"We reflect on the effort that brought us this food and consider how it comes to us. We reflect on our practice and virtue and whether we are worthy of this offering." - Zen Buddhist meal verse
In our cooking practice, we try to put our undivided attention into the work of slicing the cranberries and not being absent-minded in our activities, nor so absorbed in one aspect of our actions that we fail to see their other aspects.
But when we put our full attention and understanding to it, we see that the statement "we sliced the cranberries" is woefully inadequate and very egocentric. It really misses the mark. The cranberries were around long before we started slicing them and "we sliced the cranberries" only describes when we got personally involved. We should reflect on the effort that brought the cranberries to our table.
We purchased the cranberries at Whole Foods, so there was the effort of shopping. carrying them to the register, purchasing them, carrying them to our car, driving back home, carrying them into our house, and then placing them into the freezer, all before the actual cutting began.

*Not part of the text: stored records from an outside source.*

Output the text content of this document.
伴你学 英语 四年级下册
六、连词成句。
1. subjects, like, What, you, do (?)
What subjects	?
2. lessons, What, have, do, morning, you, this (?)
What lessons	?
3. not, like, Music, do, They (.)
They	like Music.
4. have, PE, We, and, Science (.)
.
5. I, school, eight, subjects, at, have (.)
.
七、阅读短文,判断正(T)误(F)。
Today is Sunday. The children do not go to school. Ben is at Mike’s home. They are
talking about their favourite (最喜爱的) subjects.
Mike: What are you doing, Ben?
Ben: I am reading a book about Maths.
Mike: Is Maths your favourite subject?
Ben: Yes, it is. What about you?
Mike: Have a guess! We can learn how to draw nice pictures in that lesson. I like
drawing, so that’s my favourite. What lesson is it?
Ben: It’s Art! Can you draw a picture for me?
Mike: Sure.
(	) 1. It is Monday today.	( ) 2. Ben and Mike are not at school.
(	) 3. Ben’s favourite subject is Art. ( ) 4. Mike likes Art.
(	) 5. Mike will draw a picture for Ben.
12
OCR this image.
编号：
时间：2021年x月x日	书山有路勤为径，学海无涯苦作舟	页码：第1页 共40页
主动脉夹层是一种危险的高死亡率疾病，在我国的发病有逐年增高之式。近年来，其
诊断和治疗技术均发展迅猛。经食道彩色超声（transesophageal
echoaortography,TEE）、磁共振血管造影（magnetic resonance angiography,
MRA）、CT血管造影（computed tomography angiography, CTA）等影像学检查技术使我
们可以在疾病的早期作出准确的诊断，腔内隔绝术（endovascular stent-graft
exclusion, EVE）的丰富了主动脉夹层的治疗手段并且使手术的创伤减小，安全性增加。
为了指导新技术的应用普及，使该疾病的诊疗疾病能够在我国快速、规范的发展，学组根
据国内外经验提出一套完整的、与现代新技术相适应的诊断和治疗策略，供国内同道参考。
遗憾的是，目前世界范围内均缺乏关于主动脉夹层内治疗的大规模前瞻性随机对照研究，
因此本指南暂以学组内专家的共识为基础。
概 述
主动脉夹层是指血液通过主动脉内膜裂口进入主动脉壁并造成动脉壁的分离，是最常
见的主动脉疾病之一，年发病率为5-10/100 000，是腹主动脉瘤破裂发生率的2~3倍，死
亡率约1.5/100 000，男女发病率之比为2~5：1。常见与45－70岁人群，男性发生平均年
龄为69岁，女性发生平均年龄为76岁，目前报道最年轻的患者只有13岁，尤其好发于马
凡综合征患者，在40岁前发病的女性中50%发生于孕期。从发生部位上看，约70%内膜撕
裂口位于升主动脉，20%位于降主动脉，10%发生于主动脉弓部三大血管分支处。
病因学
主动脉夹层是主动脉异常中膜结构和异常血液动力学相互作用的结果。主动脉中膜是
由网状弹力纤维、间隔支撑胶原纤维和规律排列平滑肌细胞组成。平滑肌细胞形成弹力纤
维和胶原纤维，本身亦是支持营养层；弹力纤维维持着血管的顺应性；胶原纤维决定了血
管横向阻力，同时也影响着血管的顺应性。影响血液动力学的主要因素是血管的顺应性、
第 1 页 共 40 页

And when we consider that someone prior to us constructed the Whole Foods store, staffed it, stocked it, and managed it; when we consider the entire biographical history of the cashier that rang us up; when we consider that the car we drove in was manufactured by others (and probably overseas at that) and powered by petroleum which formed millions of years ago, was extracted from the earth, refined, and transported to the gas station where we bought it; and when we think about the construction and history of this 70-year-old house where he kept and later sliced the cranberries, the imagination begins to stagger about how many people, virtual armies of persons unknown to us, were involved in getting the cranberries to our kitchen.
But let's look even further back, before we saw the cranberries in the Whole Foods freezer. The package says the cranberries are a "Product of Canada," so they're most likely from British Columbia's Fraser River Valley region, where some 95% of Canada's cranberries are produced (although they could possibly be from the New Brunswick, Ontario, Nova Scotia, Prince Edward Island, Newfoundland or Quebec production regions). Someone had to plant them, someone had to irrigate them through the summer months, someone had to flood the fields and harvest them, someone else (most likely) packaged them for shipping to the distributor, someone drove a truck (petroleum!) to take them to the distributor, where someone else repackaged them and froze them, and then another person drove them to our local Whole Foods store (if they didn't, in fact, go to some intermediate warehouse first). Someone at Whole Foods had to empty the truck and stock the freezer, just so we could come along and become a part of the cranberries' long journey.
With just a little more imagination, we can begin to imagine how every one of the components in the cranberries' long journey were also on a long journey of their own, and how every component of those journeys were themselves in constant motion, and so on and so forth (turtles all the way down).
But let's look even deeper still. The cranberries grew from soil that was an erosional remnant of the nearby Coast Range mountains, which themselves were once seafloor that rose to great heights due to subduction of the Pacific plate beneath the North American continent by geological tectonic processes. The water that nourished the cranberries was a part of the global cycle of precipitation, runoff, storage in the ocean, and then evaporation back to the atmosphere, and only briefly interacted with the cranberries. And the cranberries derived their nutrients from the soil and water using energy from outer space - the Sun, part of the Milky Way, part of the visible universe, which in turn resulted, as I understand it, from the Big Bang some 13.8 billion years ago.
In fact, every atom in every molecule of the soil, the water, the nutrients, and the cranberries formed in stars - if not the Sun, then long dead stars that exploded and scattered their mass across the cosmos. It's only in the unimaginably high pressures and temperatures of stars that fusion of protons and neutrons can create more complex atoms from simple hydrogen, and every atom in our bodies and in the cranberries that's not hydrogen (and many that are hydrogen) are from dead stars. Us slicing cranberries, on a large enough space/time scale, is nothing but dead stars cutting dead stars.
And that's just the cranberries. The bread we baked last weekend also contained bananas, walnuts, butter (cows!), flour (wheat!), salt, baking soda (whatever that is), and a whole lot of other ingredients I can't remember right now. So if we think enough about it, it's not an overstatement that our banana-cranberry bread contained the efforts of the entire universe, and it was nothing less than the entire universe that consumed the bread.
Innumerable efforts bring us our food. We really shouldn't just take it for granted.